Mulch. It's not the most glamorous subject, but you might be surprised by how many types of mulch there are. Check out the list at the end of this article. Some types may not be available in your area, but the list shows you the huge variety of mulches available.
pply mulch every other year, or even every third year. This gives the mulch a chance to decompose into the soil.
If mulch becomes too high around trees and plants, it can smother them, literally. Building up the mulch also has the effect of pushing your fall bulbs deeper into the ground, which can prevent them from blooming.
Choose a mulch that works with your own yard. Also think about the color of your house when picking a mulch. If you have a grey or white house, the darker black mulches look really good.
Spent Hops: Ask a local brewery about these.
Buckwheat Hulls: Buckwheat hull mulch is fluffy and is excellent for use around perennials and annuals. I love the look and smell.
Bark Mulch-Just what it says ground up bark. Pine, hemlock and other mixes. Tends to build up over the years and not break down very quickly. Turn it over instead of getting it new every year.
Cocoa-bean Hulls: Cocoa-bean hull mulch is a rich brown color. It can turn moldy, and some report it is toxic to dogs.
Peanut Hulls: Peanut hull mulch is available from garden centers near peanut growers and processors. This great mulch adds nitrogen as the hulls break down.
Lawn Clippings: If you use this, use it dry.
Leafmold: My neighbor uses this. She chops up the leaves in the spring. It's the least expensive of the mulches.
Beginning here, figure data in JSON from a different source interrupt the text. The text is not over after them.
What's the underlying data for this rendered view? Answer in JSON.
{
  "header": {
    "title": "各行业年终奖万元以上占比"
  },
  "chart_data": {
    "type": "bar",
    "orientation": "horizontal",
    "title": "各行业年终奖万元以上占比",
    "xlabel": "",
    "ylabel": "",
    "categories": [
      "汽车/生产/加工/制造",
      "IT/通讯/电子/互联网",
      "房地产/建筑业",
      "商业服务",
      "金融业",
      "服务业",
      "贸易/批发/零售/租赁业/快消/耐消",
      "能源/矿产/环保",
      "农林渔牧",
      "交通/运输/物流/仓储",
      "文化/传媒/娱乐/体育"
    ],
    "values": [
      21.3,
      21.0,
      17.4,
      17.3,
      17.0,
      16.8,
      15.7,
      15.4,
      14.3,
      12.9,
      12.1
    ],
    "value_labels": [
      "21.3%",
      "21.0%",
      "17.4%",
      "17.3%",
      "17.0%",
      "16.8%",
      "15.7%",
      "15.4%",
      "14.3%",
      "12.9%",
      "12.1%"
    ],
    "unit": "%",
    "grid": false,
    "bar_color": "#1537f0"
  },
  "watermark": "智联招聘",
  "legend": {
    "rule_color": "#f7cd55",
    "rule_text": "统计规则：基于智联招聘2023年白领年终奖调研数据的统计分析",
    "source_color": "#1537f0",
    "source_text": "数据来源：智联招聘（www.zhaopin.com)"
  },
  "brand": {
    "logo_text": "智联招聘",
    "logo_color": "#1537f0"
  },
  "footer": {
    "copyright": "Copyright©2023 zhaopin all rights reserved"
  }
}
Manure: Available as a bagged commercially composted product at garden centers, or available fresh from stables and farms. Fresh manure should be composted for at least six months to reduce nitrogen burn when applied around plants and to reduce the viability of weed seeds in the manure itself.
Peat Moss: If you use this, use a thick layer of it. It looks nice and will certainly hold moisture.
Pine Needles: I like using these around my blueberry bushes. There is conflicting evidence about whether these really add acidity to the soil.
Sawdust: This can take nitrogen out of the soil. Use in paths.
Straw: I like using straw or salt marsh hay. It also acts as winter protection for plants.
Wood Chips: Can be obtained from arborists, utility companies, municipal yard waste facilities, and garden centers. Wood chips are long-lasting and make a good overlayment for paths and walkways.